Dirgantara berdiri di dekat pintu, mengamati kedua sekutunya yang sedang tenggelam. Ia merasakan gelombang kemarahan yang dingin. Ini adalah pola Lembaga yang klasik, yang telah ia lihat jejaknya di arsip-arsip sejarah. Ciptakan kekacauan, lalu tawarkan dirimu sebagai satu-satunya penyelamat yang bisa membawa ketertiban.
Silas tidak hanya ingin menghancurkan pergerakan Budi Utomo; ia sedang menciptakan kondisi di mana pemerintah kolonial bisa masuk sebagai “penjaga kedamaian”, menekan semua organisasi pribumi, baik yang progresif maupun yang rasis dengan alasan menjaga stabilitas. Itu adalah sebuah permainan catur yang brilian dan mematikan.
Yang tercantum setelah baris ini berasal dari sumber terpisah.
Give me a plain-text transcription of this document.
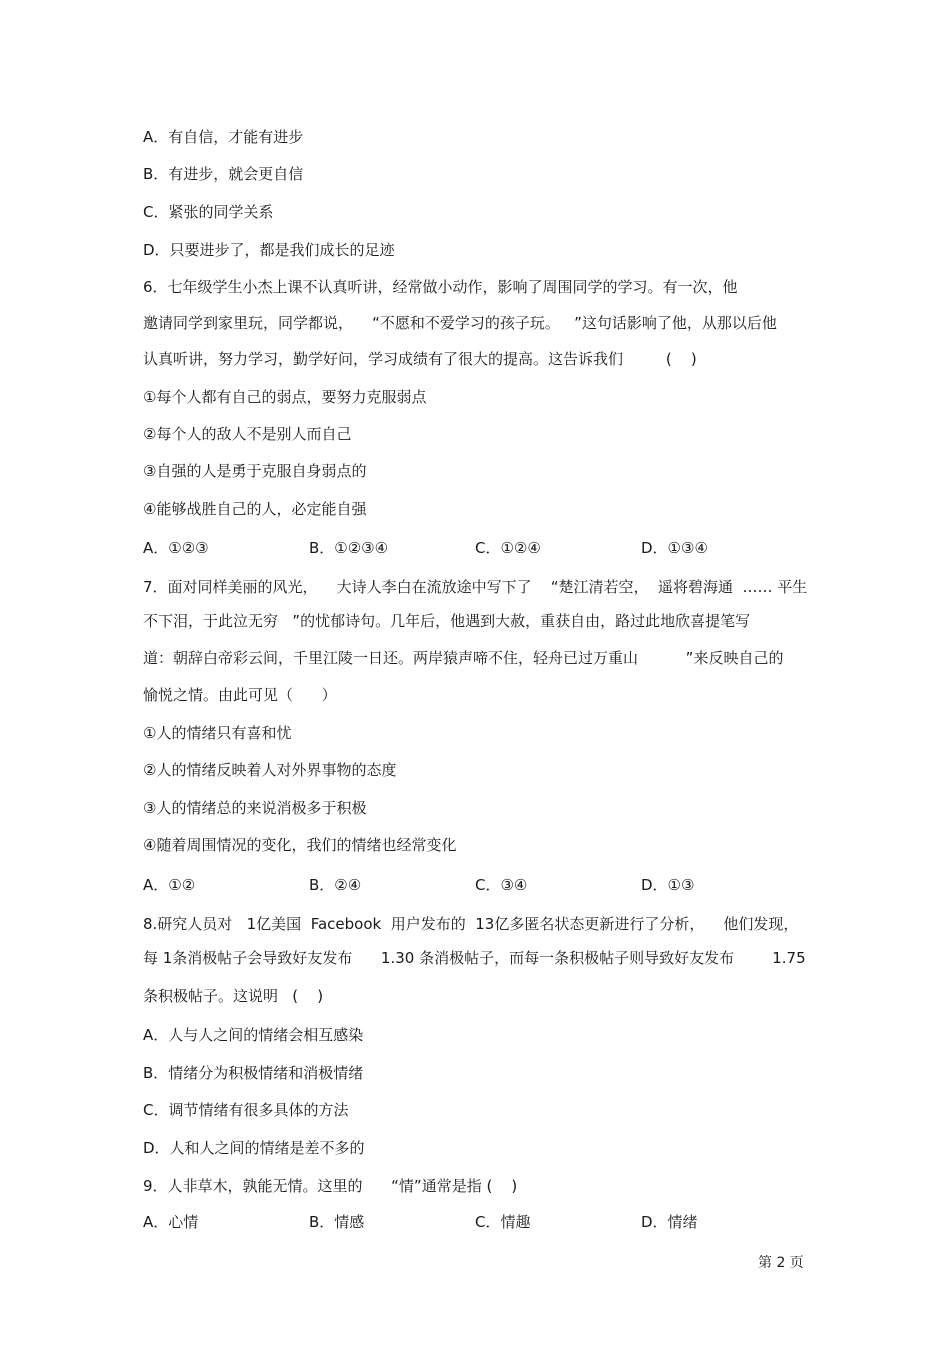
A．有自信，才能有进步
B．有进步，就会更自信
C．紧张的同学关系
D．只要进步了，都是我们成长的足迹
6．七年级学生小杰上课不认真听讲，经常做小动作，影响了周围同学的学习。有一次，他
邀请同学到家里玩，同学都说，    “不愿和不爱学习的孩子玩。   ”这句话影响了他，从那以后他
认真听讲，努力学习，勤学好问，学习成绩有了很大的提高。这告诉我们         (    )
①每个人都有自己的弱点，要努力克服弱点
②每个人的敌人不是别人而自己
③自强的人是勇于克服自身弱点的
④能够战胜自己的人，必定能自强
A．①②③	B．①②③④	C．①②④	D．①③④
7．面对同样美丽的风光，    大诗人李白在流放途中写下了    “楚江清若空，  遥将碧海通  …… 平生
不下泪，于此泣无穷   ”的忧郁诗句。几年后，他遇到大赦，重获自由，路过此地欣喜提笔写
道：朝辞白帝彩云间，千里江陵一日还。两岸猿声啼不住，轻舟已过万重山          ”来反映自己的
愉悦之情。由此可见（      ）
①人的情绪只有喜和忧
②人的情绪反映着人对外界事物的态度
③人的情绪总的来说消极多于积极
④随着周围情况的变化，我们的情绪也经常变化
A．①②	B．②④	C．③④	D．①③
8.研究人员对   1亿美国  Facebook  用户发布的  13亿多匿名状态更新进行了分析，    他们发现，
每 1条消极帖子会导致好友发布      1.30 条消极帖子，而每一条积极帖子则导致好友发布        1.75
条积极帖子。这说明   (    )
A．人与人之间的情绪会相互感染
B．情绪分为积极情绪和消极情绪
C．调节情绪有很多具体的方法
D．人和人之间的情绪是差不多的
9．人非草木，孰能无情。这里的      “情”通常是指 (    )
A．心情	B．情感	C．情趣	D．情绪
第 2 页
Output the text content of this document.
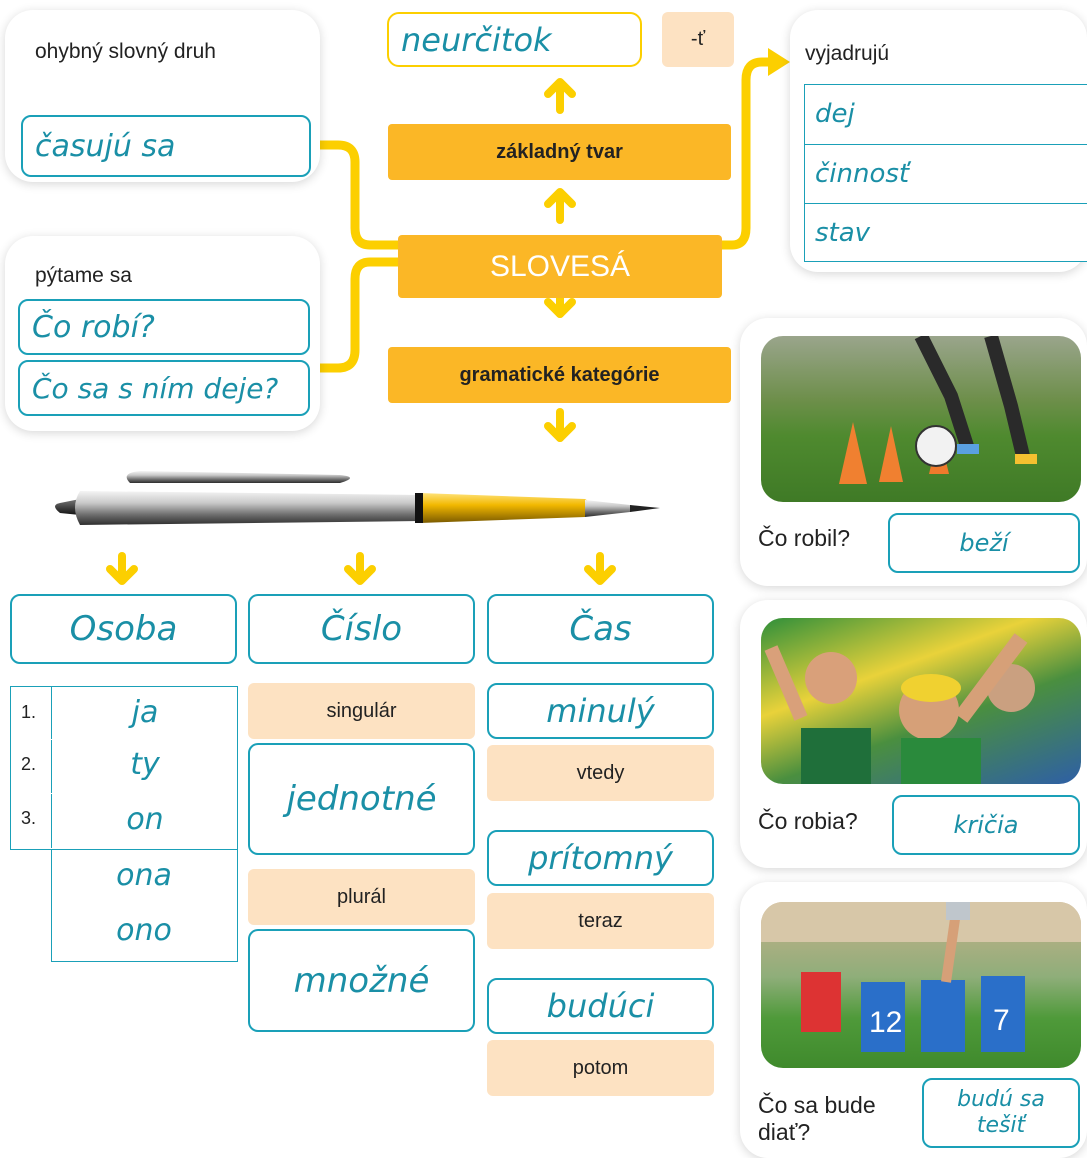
neurčitok	-ť
základný tvar
SLOVESÁ
gramatické kategórie
ohybný slovný druh
časujú sa
pýtame sa
Čo robí?
Čo sa s ním deje?
vyjadrujú
dej
činnosť
stav
Osoba
1.	ja
2.	ty
3.	on
ona
ono
Číslo
singulár
jednotné
plurál
množné
Čas
minulý
vtedy
prítomný
teraz
budúci
potom
Čo robil?	beží
Čo robia?	kričia
12	7
Čo sa bude diať?
budú sa tešiť
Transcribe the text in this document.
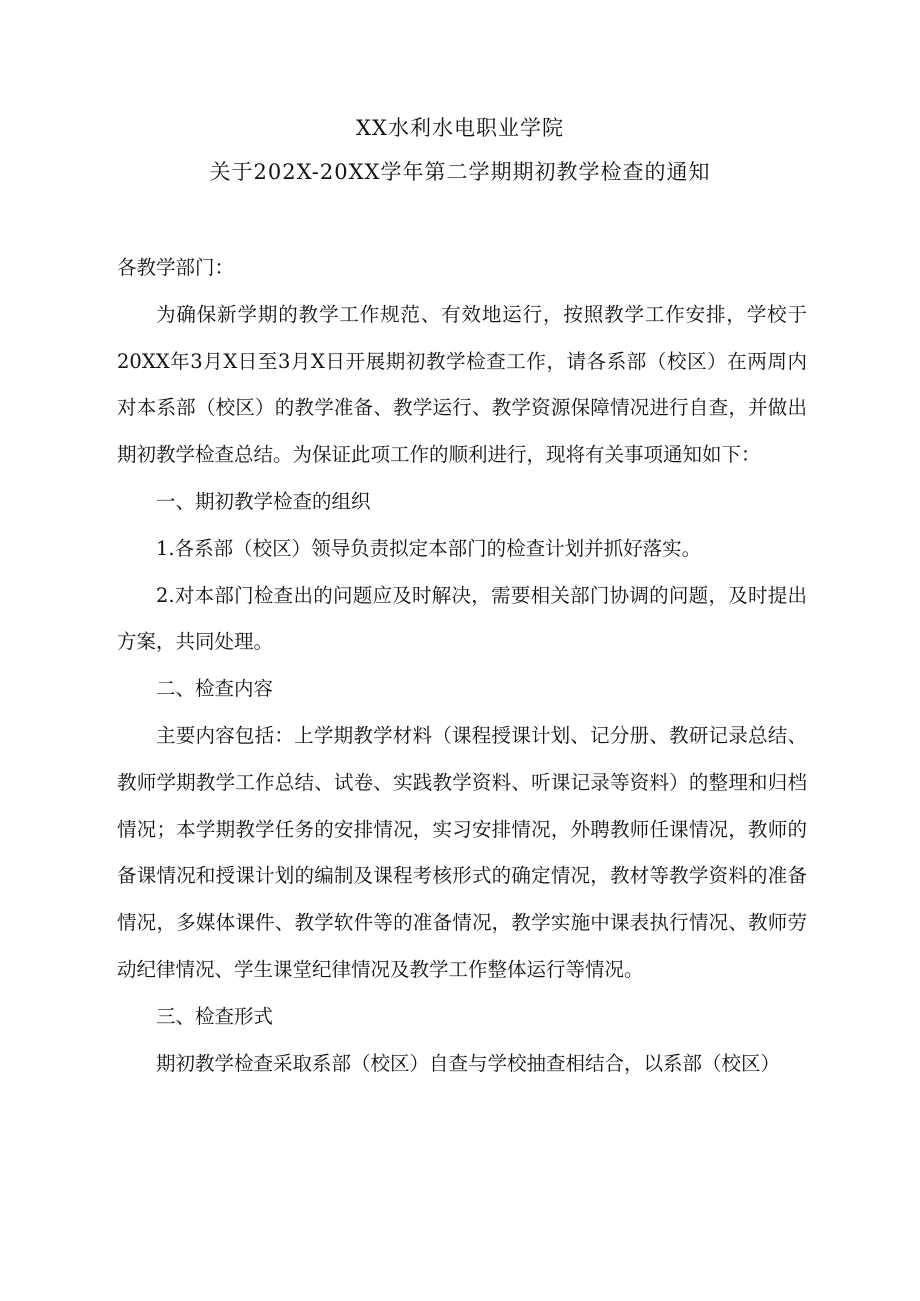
XX水利水电职业学院
关于202X-20XX学年第二学期期初教学检查的通知

各教学部门：

为确保新学期的教学工作规范、有效地运行，按照教学工作安排，学校于20XX年3月X日至3月X日开展期初教学检查工作，请各系部（校区）在两周内对本系部（校区）的教学准备、教学运行、教学资源保障情况进行自查，并做出期初教学检查总结。为保证此项工作的顺利进行，现将有关事项通知如下：

一、期初教学检查的组织

1.各系部（校区）领导负责拟定本部门的检查计划并抓好落实。

2.对本部门检查出的问题应及时解决，需要相关部门协调的问题，及时提出方案，共同处理。

二、检查内容

主要内容包括：上学期教学材料（课程授课计划、记分册、教研记录总结、教师学期教学工作总结、试卷、实践教学资料、听课记录等资料）的整理和归档情况；本学期教学任务的安排情况，实习安排情况，外聘教师任课情况，教师的备课情况和授课计划的编制及课程考核形式的确定情况，教材等教学资料的准备情况，多媒体课件、教学软件等的准备情况，教学实施中课表执行情况、教师劳动纪律情况、学生课堂纪律情况及教学工作整体运行等情况。

三、检查形式

期初教学检查采取系部（校区）自查与学校抽查相结合，以系部（校区）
Ia tahu mereka berada dalam sebuah zugzwang, sebuah istilah catur dari dunianya di mana setiap langkah yang bisa mereka ambil hanya akan memperburuk posisi mereka. Jika mereka diam, Silas menang. Jika mereka berbicara, mereka justru akan membantu menyebarkan kekacauannya. Mereka telah kalah dalam perang propaganda ini.
“Kalau begitu,” kata Dirgantara pelan, suaranya memecah keheningan yang berat. “Kita harus berhenti berperang di medan perang ini.”
Tirto dan Sariyah menatapnya, tidak mengerti.
“Silas ingin kita bertarung di jalanan, di antara bisikan dan pamflet,” lanjut Dirgantara. “Karena di sanalah ia bisa bersembunyi di balik kekacauan yang ia ciptakan. Ia adalah seorang penenun jaring yang ulung. Kita tidak akan pernah bisa menangkapnya di dalam jaringnya sendiri.” Ia berjalan ke tengah ruangan. “Kita tidak bisa lagi menyerang pion-pionnya. Kita harus menyerang sang pemain catur itu sendiri.”
“Menyerang Silas?” cibir Tirto. “Bagaimana? Dia dilindungi oleh seluruh kekuatan pemerintah. Dia tak tersentuh.”